Harriet Tubman : Cette dirigeante du chemin de fer clandestin qui aidait les esclaves fugitifs

Née esclave vers 1820 dans le comté de Dorchester, dans le Maryland, Harriet Tubman était une Afro-Américaine extraordinaire qui s’affranchit courageusement de l’esclavage en s’enfuyant à Philadelphie, en Pennsylvanie. En 1850, quand le Fugitive Slave Act rendit illégale toute aide à un esclave fugitif, Harriet Tubman décida de rejoindre le « chemin de fer clandestin », qui aidait les esclaves à échapper à la servitude.
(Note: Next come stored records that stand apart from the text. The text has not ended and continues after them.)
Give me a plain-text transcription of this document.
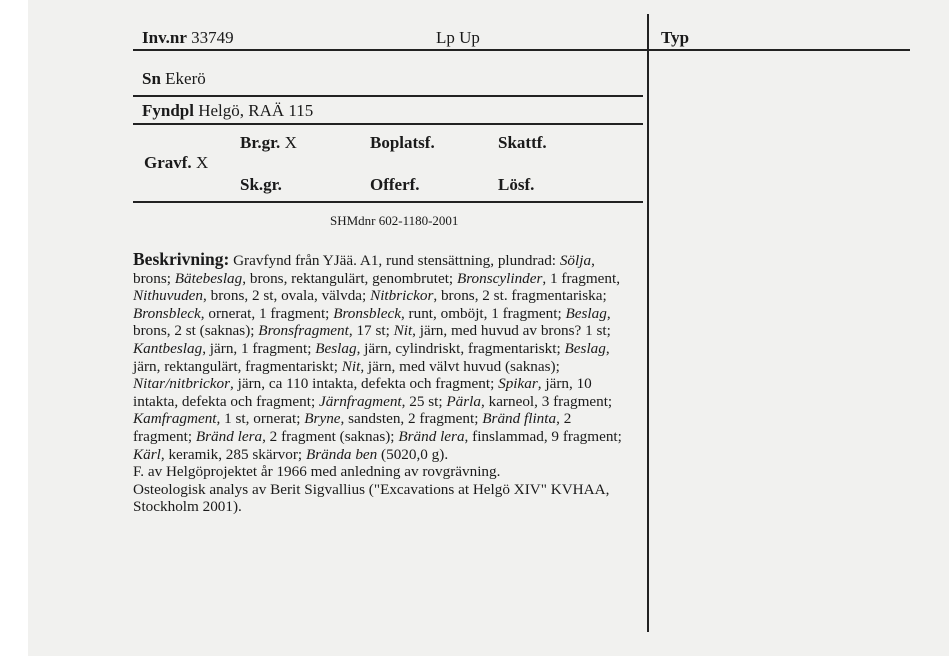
Inv.nr 33749	Lp Up	Typ
Sn Ekerö
Fyndpl Helgö, RAÄ 115
Gravf. X
Br.gr. X	Boplatsf.	Skattf.
Sk.gr.	Offerf.	Lösf.
SHMdnr 602-1180-2001
Beskrivning: Gravfynd från YJää. A1, rund stensättning, plundrad: Sölja,
brons; Bätebeslag, brons, rektangulärt, genombrutet; Bronscylinder, 1 fragment,
Nithuvuden, brons, 2 st, ovala, välvda; Nitbrickor, brons, 2 st. fragmentariska;
Bronsbleck, ornerat, 1 fragment; Bronsbleck, runt, omböjt, 1 fragment; Beslag,
brons, 2 st (saknas); Bronsfragment, 17 st; Nit, järn, med huvud av brons? 1 st;
Kantbeslag, järn, 1 fragment; Beslag, järn, cylindriskt, fragmentariskt; Beslag,
järn, rektangulärt, fragmentariskt; Nit, järn, med välvt huvud (saknas);
Nitar/nitbrickor, järn, ca 110 intakta, defekta och fragment; Spikar, järn, 10
intakta, defekta och fragment; Järnfragment, 25 st; Pärla, karneol, 3 fragment;
Kamfragment, 1 st, ornerat; Bryne, sandsten, 2 fragment; Bränd flinta, 2
fragment; Bränd lera, 2 fragment (saknas); Bränd lera, finslammad, 9 fragment;
Kärl, keramik, 285 skärvor; Brända ben (5020,0 g).
F. av Helgöprojektet år 1966 med anledning av rovgrävning.
Osteologisk analys av Berit Sigvallius ("Excavations at Helgö XIV" KVHAA,
Stockholm 2001).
Harriet Tubman guida trois cents esclaves dans le chemin de fer clandestin durant les années qui précédèrent la guerre de Sécession.
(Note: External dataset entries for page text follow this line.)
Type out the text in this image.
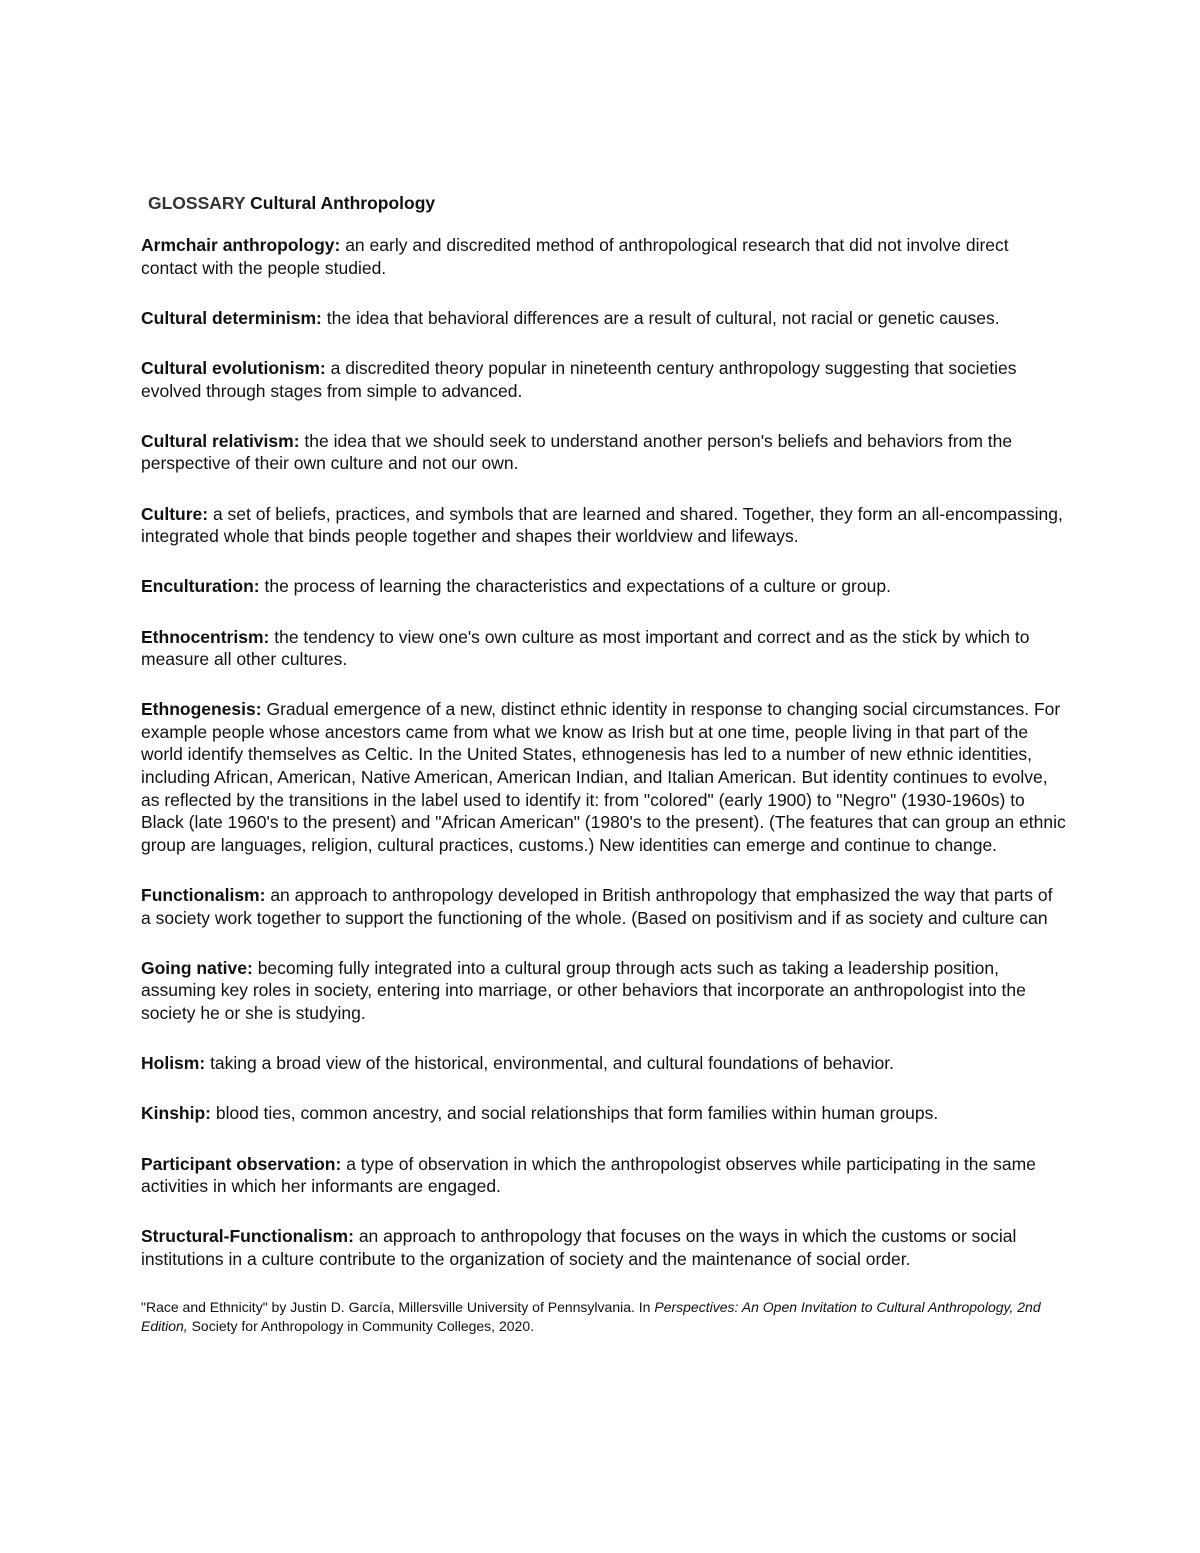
GLOSSARY Cultural Anthropology
Armchair anthropology: an early and discredited method of anthropological research that did not involve direct contact with the people studied.
Cultural determinism: the idea that behavioral differences are a result of cultural, not racial or genetic causes.
Cultural evolutionism: a discredited theory popular in nineteenth century anthropology suggesting that societies evolved through stages from simple to advanced.
Cultural relativism: the idea that we should seek to understand another person's beliefs and behaviors from the perspective of their own culture and not our own.
Culture: a set of beliefs, practices, and symbols that are learned and shared. Together, they form an all-encompassing, integrated whole that binds people together and shapes their worldview and lifeways.
Enculturation: the process of learning the characteristics and expectations of a culture or group.
Ethnocentrism: the tendency to view one's own culture as most important and correct and as the stick by which to measure all other cultures.
Ethnogenesis: Gradual emergence of a new, distinct ethnic identity in response to changing social circumstances. For example people whose ancestors came from what we know as Irish but at one time, people living in that part of the world identify themselves as Celtic. In the United States, ethnogenesis has led to a number of new ethnic identities, including African, American, Native American, American Indian, and Italian American. But identity continues to evolve, as reflected by the transitions in the label used to identify it: from "colored" (early 1900) to "Negro" (1930-1960s) to Black (late 1960's to the present) and "African American" (1980's to the present). (The features that can group an ethnic group are languages, religion, cultural practices, customs.) New identities can emerge and continue to change.
Functionalism: an approach to anthropology developed in British anthropology that emphasized the way that parts of a society work together to support the functioning of the whole. (Based on positivism and if as society and culture can
Going native: becoming fully integrated into a cultural group through acts such as taking a leadership position, assuming key roles in society, entering into marriage, or other behaviors that incorporate an anthropologist into the society he or she is studying.
Holism: taking a broad view of the historical, environmental, and cultural foundations of behavior.
Kinship: blood ties, common ancestry, and social relationships that form families within human groups.
Participant observation: a type of observation in which the anthropologist observes while participating in the same activities in which her informants are engaged.
Structural-Functionalism: an approach to anthropology that focuses on the ways in which the customs or social institutions in a culture contribute to the organization of society and the maintenance of social order.
"Race and Ethnicity" by Justin D. García, Millersville University of Pennsylvania. In Perspectives: An Open Invitation to Cultural Anthropology, 2nd Edition, Society for Anthropology in Community Colleges, 2020.
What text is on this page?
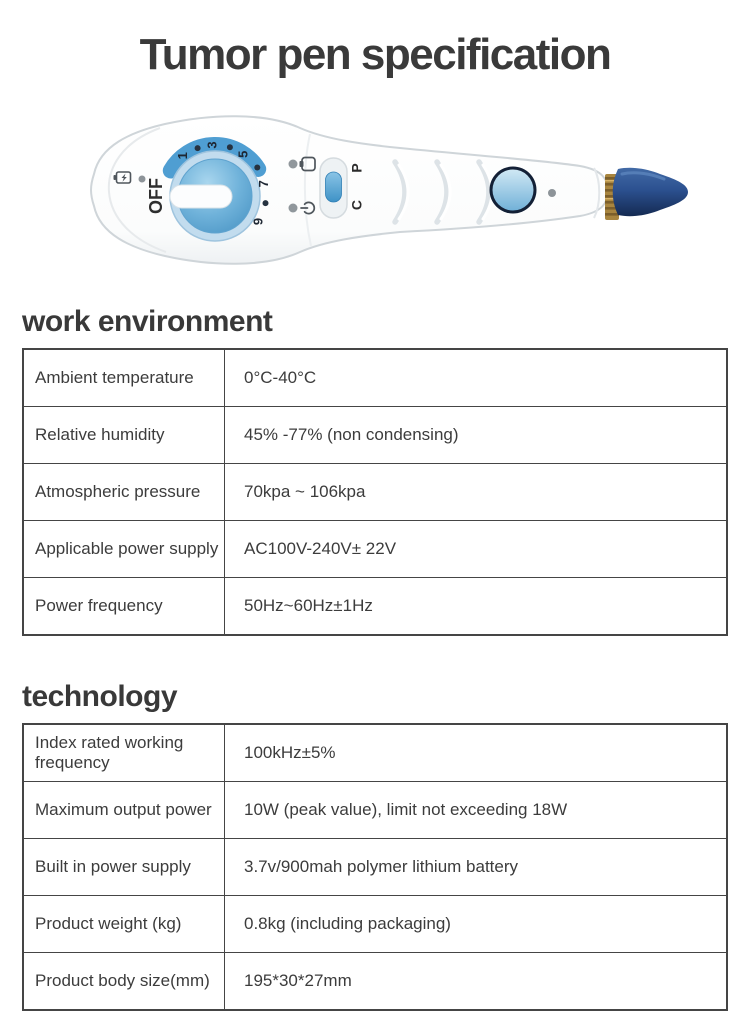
Tumor pen specification
OFF
1
3
5
7
9
P
C
work environment
Ambient temperature	0°C-40°C
Relative humidity	45% -77% (non condensing)
Atmospheric pressure	70kpa ~ 106kpa
Applicable power supply	AC100V-240V± 22V
Power frequency	50Hz~60Hz±1Hz
technology
Index rated working frequency	100kHz±5%
Maximum output power	10W (peak value), limit not exceeding 18W
Built in power supply	3.7v/900mah polymer lithium battery
Product weight (kg)	0.8kg (including packaging)
Product body size(mm)	195*30*27mm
Il s’agissait d’un réseau élaboré et secret de routes, tunnels et maisons organisé par des abolitionnistes et d’anciens esclaves pour fuir le Sud oppressif. Harriet Tubman en connaissait si bien les itinéraires qu’elle ne fut jamais capturée et ne manqua jamais de conduire ses voyageurs en lieu sûr. En 1860, elle entreprit une vaste tournée de conférences, réclamant non seulement l’abolition de l’esclavage, mais aussi la redéfinition des droits des femmes.

Harriet Tubman guida trois cents esclaves dans le chemin de fer clandestin durant les années qui précédèrent la guerre de Sécession. Elle effectua dix-neuf fois le voyage périlleux en pays esclavagiste.
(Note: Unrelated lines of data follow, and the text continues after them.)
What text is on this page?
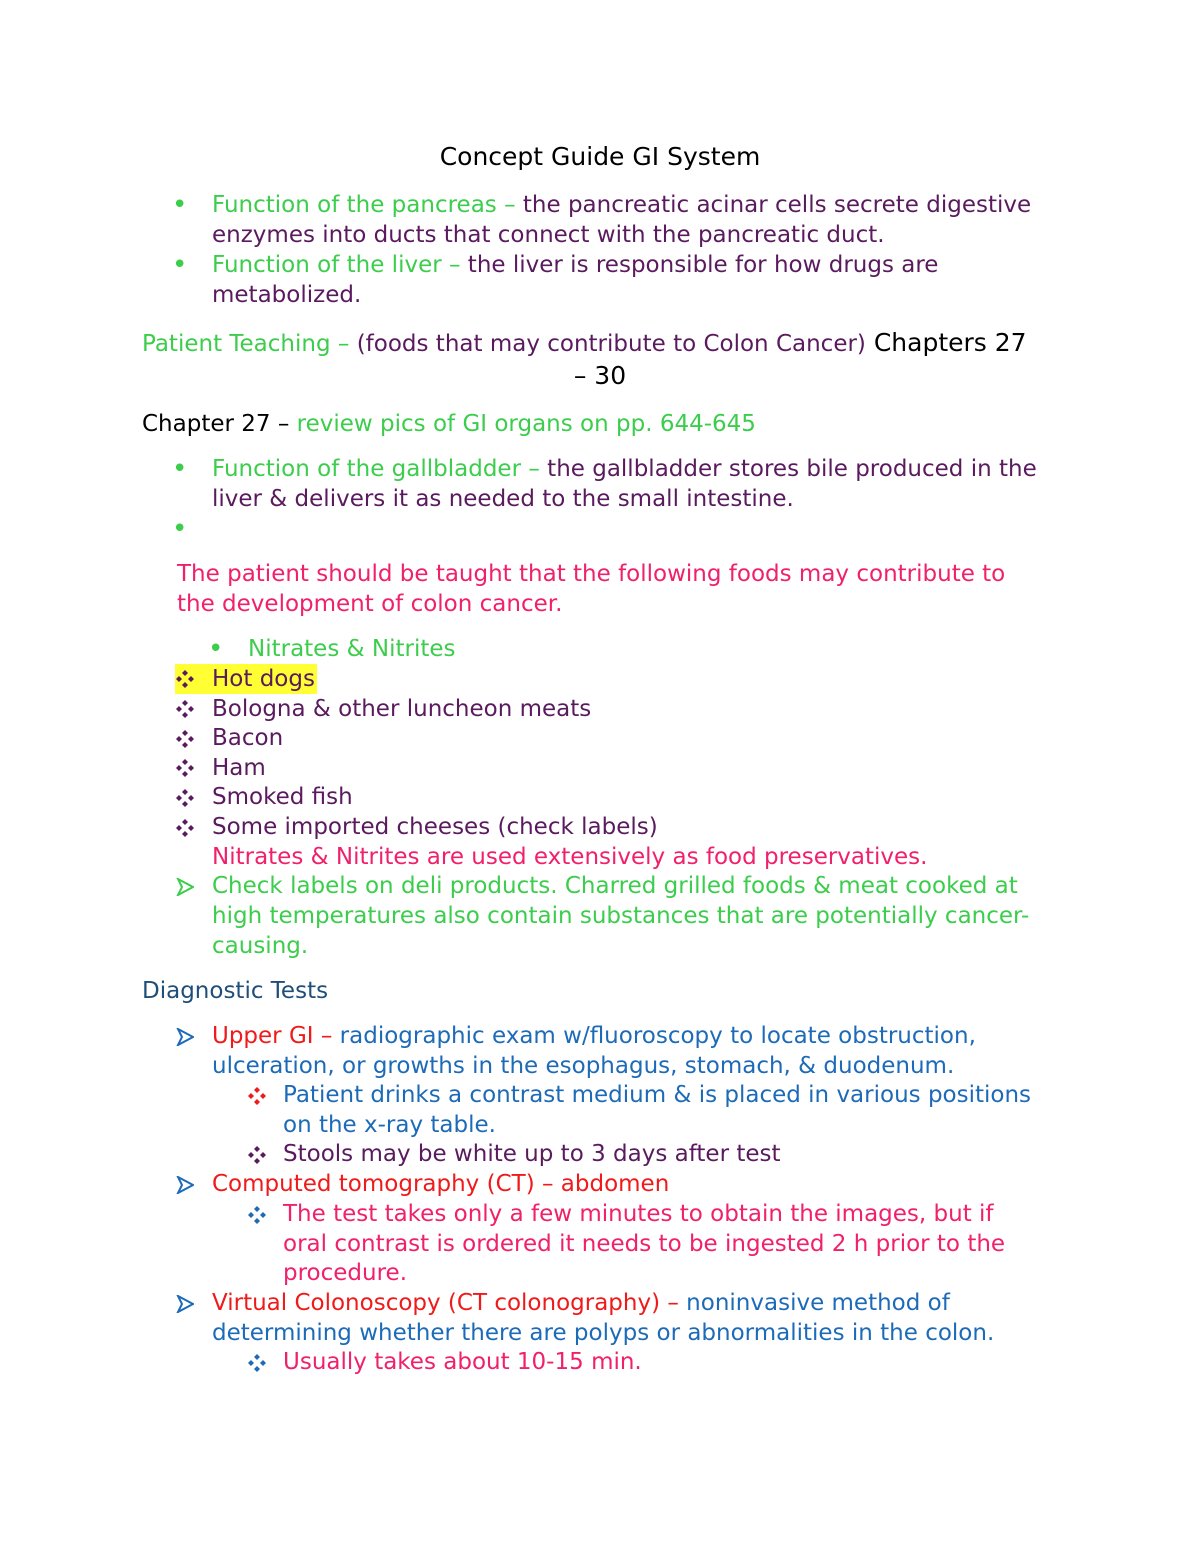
Concept Guide GI System
• Function of the pancreas – the pancreatic acinar cells secrete digestive
enzymes into ducts that connect with the pancreatic duct.
• Function of the liver – the liver is responsible for how drugs are
metabolized.
Patient Teaching – (foods that may contribute to Colon Cancer) Chapters 27
– 30
Chapter 27 – review pics of GI organs on pp. 644-645
• Function of the gallbladder – the gallbladder stores bile produced in the
liver & delivers it as needed to the small intestine.
•
The patient should be taught that the following foods may contribute to
the development of colon cancer.
• Nitrates & Nitrites
Hot dogs
Bologna & other luncheon meats
Bacon
Ham
Smoked fish
Some imported cheeses (check labels)
Nitrates & Nitrites are used extensively as food preservatives.
Check labels on deli products. Charred grilled foods & meat cooked at
high temperatures also contain substances that are potentially cancer-
causing.
Diagnostic Tests
Upper GI – radiographic exam w/fluoroscopy to locate obstruction,
ulceration, or growths in the esophagus, stomach, & duodenum.
Patient drinks a contrast medium & is placed in various positions
on the x-ray table.
Stools may be white up to 3 days after test
Computed tomography (CT) – abdomen
The test takes only a few minutes to obtain the images, but if
oral contrast is ordered it needs to be ingested 2 h prior to the
procedure.
Virtual Colonoscopy (CT colonography) – noninvasive method of
determining whether there are polyps or abnormalities in the colon.
Usually takes about 10-15 min.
Lors de l’un de ces voyages, elle sauva ses parents âgés de soixante-dix ans en les amenant à Auburn, dans l’Etat de New York, où elle élut également domicile.

En 1861, lorsque la guerre de Sécession éclata, elle servit comme infirmière, espionne et éclaireur dans les forces de l’Union. Pour avoir compté parmi les responsables du chemin de fer clandestin, elle connaissait bien le pays et son expérience du terrain fut particulièrement appréciée. En raison de l’inefficacité de l’administration et peut-être d’une discrimination raciale persistante, Harriet Tubman n’obtint pas de pension du gouvernement après la guerre et connut des difficultés financières pendant de nombreuses années. Elle fit pression pour améliorer la condition des femmes et des Noirs, et pour recueillir les orphelins et les personnes âgées.

Elle finit par recevoir une modeste pension de l’armée américaine, dont elle dépensa la majeure partie en 1908 pour construire à Auburn une structure en bois destinée à abriter les indigents et les personnes âgées. Elle travailla dans ce foyer et y résida elle-même quelques années avant sa mort en 1913.